Por Rafael Carvalho

O mais interessante em acompanhar os movimentos dos irmãos Dardenne em cada novo filme é perceber certas mudanças narrativas sutilmente acrescentadas, mesmo que mínimas, embora temas preferidos e marca autoral tenham presença inequívoca em todos os seus filmes (assim como também o faz Pedro Almodóvar em seu novo trabalho). Câmera na mão perseguindo os personagens, planos longos, atuações naturalistas, sem exageros, e questões como paternidade e delinquência estão sempre em evidência em seus filmes.

Pode-se dizer que A Criança (2005) se diferencia um pouco de Rosetta (1999) e O Filho (2002) por trazer uma planificação mais aberta, com a câmera menos colada nos personagens; e O Silêncio de Lorna (2008) aponta para um certo psicologismo pouco visto nos filmes anteriores. Já em O Garoto de Bicicleta há um tom mais emocional, menos denso e frio, apesar da dureza e dos perigos que ainda cercam a trajetória de seu protagonista.

Cyril (Thomas Doret) é um garoto que vive num internato depois de ter sido abandonado pelo pai. Mas ele não descansa enquanto não se encontrar com a figura paterna, pois é com ele que quer ficar. Nesse processo de busca, ele vai se agarrar (literalmente) à cabeleireira Samantha (Cécile de France) que irá ajudá-lo, num contraponto bastante interessante.

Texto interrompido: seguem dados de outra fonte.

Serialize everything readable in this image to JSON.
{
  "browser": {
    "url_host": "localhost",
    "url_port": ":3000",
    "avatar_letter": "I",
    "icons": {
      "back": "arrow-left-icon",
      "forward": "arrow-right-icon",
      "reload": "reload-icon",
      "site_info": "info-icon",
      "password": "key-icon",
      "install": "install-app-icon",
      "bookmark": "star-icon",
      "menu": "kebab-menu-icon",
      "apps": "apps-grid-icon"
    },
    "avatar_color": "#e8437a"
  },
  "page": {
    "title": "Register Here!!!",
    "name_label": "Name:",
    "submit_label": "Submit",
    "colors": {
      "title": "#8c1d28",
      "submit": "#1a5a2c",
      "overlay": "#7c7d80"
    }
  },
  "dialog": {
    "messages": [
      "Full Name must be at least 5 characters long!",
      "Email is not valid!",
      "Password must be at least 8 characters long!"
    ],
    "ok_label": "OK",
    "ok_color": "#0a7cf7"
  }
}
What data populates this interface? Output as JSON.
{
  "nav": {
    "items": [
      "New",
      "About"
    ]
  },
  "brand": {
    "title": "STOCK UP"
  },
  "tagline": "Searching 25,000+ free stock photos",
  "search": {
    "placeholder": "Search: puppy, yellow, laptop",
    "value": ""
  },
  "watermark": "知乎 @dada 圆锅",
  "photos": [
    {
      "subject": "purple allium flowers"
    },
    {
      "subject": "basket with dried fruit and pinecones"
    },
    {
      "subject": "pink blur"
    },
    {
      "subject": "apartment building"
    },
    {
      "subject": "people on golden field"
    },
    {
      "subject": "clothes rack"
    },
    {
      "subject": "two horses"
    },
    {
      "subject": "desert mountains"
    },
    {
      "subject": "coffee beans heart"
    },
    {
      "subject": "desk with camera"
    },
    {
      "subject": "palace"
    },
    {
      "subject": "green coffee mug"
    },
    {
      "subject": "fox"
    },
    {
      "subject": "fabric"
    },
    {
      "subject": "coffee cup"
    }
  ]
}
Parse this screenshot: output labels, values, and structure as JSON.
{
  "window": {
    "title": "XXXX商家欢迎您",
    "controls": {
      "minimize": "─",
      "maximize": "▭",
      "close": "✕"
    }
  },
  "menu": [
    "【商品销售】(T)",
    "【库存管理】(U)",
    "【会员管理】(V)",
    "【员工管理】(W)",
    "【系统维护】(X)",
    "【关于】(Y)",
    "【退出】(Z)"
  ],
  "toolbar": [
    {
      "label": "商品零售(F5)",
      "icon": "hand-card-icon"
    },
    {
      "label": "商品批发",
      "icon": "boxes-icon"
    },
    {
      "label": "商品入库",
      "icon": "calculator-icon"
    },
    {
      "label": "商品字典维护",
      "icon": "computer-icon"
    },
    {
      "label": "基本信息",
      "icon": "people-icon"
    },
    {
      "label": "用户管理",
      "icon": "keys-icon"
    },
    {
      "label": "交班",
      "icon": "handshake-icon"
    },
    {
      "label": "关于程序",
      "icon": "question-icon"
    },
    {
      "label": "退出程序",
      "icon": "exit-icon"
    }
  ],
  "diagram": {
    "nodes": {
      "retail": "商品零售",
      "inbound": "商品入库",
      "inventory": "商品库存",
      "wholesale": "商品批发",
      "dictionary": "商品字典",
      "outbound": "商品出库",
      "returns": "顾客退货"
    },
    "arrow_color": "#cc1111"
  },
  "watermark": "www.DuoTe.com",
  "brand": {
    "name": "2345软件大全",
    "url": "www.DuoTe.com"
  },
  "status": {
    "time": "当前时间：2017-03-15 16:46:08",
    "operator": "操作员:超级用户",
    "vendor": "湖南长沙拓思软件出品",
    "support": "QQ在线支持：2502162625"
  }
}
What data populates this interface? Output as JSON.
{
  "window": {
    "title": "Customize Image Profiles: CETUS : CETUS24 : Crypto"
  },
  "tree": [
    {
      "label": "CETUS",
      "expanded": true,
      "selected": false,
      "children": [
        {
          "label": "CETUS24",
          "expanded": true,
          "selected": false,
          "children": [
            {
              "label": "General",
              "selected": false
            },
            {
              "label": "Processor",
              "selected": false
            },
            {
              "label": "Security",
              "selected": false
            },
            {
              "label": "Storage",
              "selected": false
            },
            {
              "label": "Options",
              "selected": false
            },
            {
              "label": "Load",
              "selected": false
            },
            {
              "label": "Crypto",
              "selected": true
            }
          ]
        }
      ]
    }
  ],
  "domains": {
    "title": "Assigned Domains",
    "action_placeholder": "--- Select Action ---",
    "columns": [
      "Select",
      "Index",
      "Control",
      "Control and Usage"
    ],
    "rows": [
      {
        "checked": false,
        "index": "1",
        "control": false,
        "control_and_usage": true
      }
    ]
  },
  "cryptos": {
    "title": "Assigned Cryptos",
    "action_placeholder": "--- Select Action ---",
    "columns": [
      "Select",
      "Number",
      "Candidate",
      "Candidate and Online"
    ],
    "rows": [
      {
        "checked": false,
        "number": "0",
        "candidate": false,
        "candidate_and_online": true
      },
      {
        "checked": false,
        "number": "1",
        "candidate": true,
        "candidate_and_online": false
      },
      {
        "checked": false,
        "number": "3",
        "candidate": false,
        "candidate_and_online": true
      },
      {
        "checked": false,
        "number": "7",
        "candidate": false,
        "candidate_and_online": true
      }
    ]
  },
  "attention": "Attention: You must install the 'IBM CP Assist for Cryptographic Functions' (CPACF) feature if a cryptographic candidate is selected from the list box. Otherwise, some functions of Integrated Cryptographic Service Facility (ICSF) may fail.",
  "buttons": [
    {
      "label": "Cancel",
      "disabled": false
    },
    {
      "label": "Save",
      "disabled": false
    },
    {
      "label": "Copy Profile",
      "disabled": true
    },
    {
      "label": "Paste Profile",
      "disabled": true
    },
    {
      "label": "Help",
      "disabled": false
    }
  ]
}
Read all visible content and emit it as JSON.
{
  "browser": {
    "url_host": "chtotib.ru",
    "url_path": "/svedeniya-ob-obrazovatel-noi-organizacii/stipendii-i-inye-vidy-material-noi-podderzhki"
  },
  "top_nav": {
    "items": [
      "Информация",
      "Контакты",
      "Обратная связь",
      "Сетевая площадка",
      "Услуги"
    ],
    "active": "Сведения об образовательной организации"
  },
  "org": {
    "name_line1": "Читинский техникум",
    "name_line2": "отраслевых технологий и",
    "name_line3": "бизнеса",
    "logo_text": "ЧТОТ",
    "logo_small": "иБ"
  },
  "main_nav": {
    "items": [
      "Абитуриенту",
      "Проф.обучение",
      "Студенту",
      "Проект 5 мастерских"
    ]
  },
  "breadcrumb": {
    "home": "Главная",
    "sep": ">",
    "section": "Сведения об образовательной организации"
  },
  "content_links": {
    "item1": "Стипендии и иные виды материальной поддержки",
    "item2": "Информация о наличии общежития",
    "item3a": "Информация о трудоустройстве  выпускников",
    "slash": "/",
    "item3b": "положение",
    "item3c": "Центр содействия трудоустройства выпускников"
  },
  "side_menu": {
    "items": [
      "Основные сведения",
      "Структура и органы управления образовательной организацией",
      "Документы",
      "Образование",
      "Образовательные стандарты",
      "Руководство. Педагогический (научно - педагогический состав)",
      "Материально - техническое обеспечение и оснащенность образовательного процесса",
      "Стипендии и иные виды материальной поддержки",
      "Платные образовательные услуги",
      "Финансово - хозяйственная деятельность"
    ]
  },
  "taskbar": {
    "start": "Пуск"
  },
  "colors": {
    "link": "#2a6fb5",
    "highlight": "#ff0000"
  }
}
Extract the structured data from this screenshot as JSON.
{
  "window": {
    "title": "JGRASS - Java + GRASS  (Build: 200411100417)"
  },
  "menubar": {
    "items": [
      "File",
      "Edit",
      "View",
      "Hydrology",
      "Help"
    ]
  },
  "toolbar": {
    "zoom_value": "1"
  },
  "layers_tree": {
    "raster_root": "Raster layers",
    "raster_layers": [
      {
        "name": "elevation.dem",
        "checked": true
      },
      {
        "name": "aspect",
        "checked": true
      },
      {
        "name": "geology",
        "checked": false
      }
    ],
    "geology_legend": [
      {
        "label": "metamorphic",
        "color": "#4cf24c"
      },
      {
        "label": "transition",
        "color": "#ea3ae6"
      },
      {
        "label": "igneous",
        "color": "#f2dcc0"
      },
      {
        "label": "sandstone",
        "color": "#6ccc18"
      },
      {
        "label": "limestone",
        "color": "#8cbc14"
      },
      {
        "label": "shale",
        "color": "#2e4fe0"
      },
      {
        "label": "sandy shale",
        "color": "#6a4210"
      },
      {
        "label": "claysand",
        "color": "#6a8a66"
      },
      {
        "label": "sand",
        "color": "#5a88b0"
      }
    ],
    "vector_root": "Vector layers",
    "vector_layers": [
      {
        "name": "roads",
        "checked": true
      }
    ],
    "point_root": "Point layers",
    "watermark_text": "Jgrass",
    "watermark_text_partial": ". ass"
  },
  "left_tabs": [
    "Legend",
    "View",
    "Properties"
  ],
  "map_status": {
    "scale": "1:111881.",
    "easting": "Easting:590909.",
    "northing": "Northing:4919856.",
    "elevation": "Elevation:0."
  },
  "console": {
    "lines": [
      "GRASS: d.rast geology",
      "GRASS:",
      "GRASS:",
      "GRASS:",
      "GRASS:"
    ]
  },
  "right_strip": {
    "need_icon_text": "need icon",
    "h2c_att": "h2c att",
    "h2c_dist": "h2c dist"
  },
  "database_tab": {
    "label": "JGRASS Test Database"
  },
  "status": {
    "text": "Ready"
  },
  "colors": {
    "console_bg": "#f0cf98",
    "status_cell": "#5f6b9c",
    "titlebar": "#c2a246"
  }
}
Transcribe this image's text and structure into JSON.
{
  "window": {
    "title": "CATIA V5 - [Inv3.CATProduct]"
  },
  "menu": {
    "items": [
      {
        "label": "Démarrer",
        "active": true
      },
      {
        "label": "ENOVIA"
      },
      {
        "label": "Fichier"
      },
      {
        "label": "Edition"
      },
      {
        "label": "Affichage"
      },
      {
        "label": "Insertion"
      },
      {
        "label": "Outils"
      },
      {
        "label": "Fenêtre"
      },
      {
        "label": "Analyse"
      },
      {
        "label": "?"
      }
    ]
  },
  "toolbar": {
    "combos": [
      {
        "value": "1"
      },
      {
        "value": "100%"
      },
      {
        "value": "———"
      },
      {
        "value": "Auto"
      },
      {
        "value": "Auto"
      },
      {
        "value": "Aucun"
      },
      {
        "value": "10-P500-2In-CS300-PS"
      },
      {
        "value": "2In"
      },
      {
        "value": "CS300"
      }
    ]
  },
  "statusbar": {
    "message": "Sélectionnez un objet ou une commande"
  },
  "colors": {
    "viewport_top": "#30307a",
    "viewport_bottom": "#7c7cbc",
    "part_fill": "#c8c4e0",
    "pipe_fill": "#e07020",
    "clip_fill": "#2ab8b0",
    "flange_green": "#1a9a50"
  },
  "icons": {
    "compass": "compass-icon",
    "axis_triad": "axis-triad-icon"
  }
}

Se o pai o renega (e existe uma cena bastante dura nesse sentido), Samantha surge como possibilidade materna de proteção, muito embora Cyril, raivoso e determinado, na maior parte das vezes irritantemente descontrolado e intransigente (como uma Rosetta versão infantil), vai fazer de tudo para reconquistar o pai. E é muito interessante como o garoto nutre uma enorme confiança nesse homem inconsequente, tentando desconsiderar qualquer tipo de atitude que o condene como má pessoa e influência.

A questão da paternidade aparece aqui mais uma vez em evidência, e é muito pertinente que essa figura seja interpretada pelo ator Jérémie Renier, parecendo reprisar seu papel de pai irresponsável que vende o filho recém-nascido em A Criança. Sua rejeição ao filho vai estar diretamente ligada à ideia de marginalidade, uma vez que a aproximação de Cyril com outros garotos inconsequentes nas ruas parece lhe possibilitar outros modos de acolhimento, inclusive de forma a ajudá-lo a se reaproximar do pai. Essa marginalidade representa, assim, uma provável “família”, uma perigosa rota de saída que o filme ensaia para Cyril.

Os Dardenne costuram seu roteiro perpassando por esses caminhos de possibilidades pelas quais Cyril cruza em sua busca. Existe uma segurança muito perceptível nessa condução (fazendo jus ao Grande Prêmio do Júri conquistado no último Festival de Cannes), embora haja alguns riscos pelo caminho.

O maior deles talvez seja a aproximação entre Cyril e Samantha que começa da forma mais inusitada possível e cresce no decorrer do filme. Da parte de Cyril é bastante compreensível a necessidade de alguém que o acolha, mas é possível questionar o que realmente motiva Samantha a ajudar aquele garoto problema. Às vezes parece difícil acreditar nessa relação. Mas ao invés de esconder esse detalhe, os Dardenne o expõem quando o garoto pergunta à mulher por que ela o está ajudando. Ela não tem resposta, deixando em aberto essa sua vontade de ser útil, de abrigá-lo. O maior desafio do filme é fazer crer nessa relação, e aí a atuação sem exageros, mas segura de Cécile de France é fundamental para enxergarmos na mulher essa determinação (e vale destacar que essa é um das primeiras vezes que os diretores trabalham com uma atriz mais conhecida do grande público, o que já causa empatia imediata).

O filme vai guardar para os minutos finais um embate com resultados quase trágicos, mas que aponta para certa mudança no caráter desse garoto. São os Dardenne, numa perspectiva talvez inédita em seus filmes, nos dizendo que ainda há esperança. O Garoto de Bicicleta talvez não tenha a mesma força que os demais filmes dos irmãos belgas. Apesar da crueza habitual que ronda seus personagens, o filme dá um passo à frente rumo a uma direção um pouco mais redentora, e por isso mesmo bonita de presenciar dentro da filmografia desses grandes cineastas.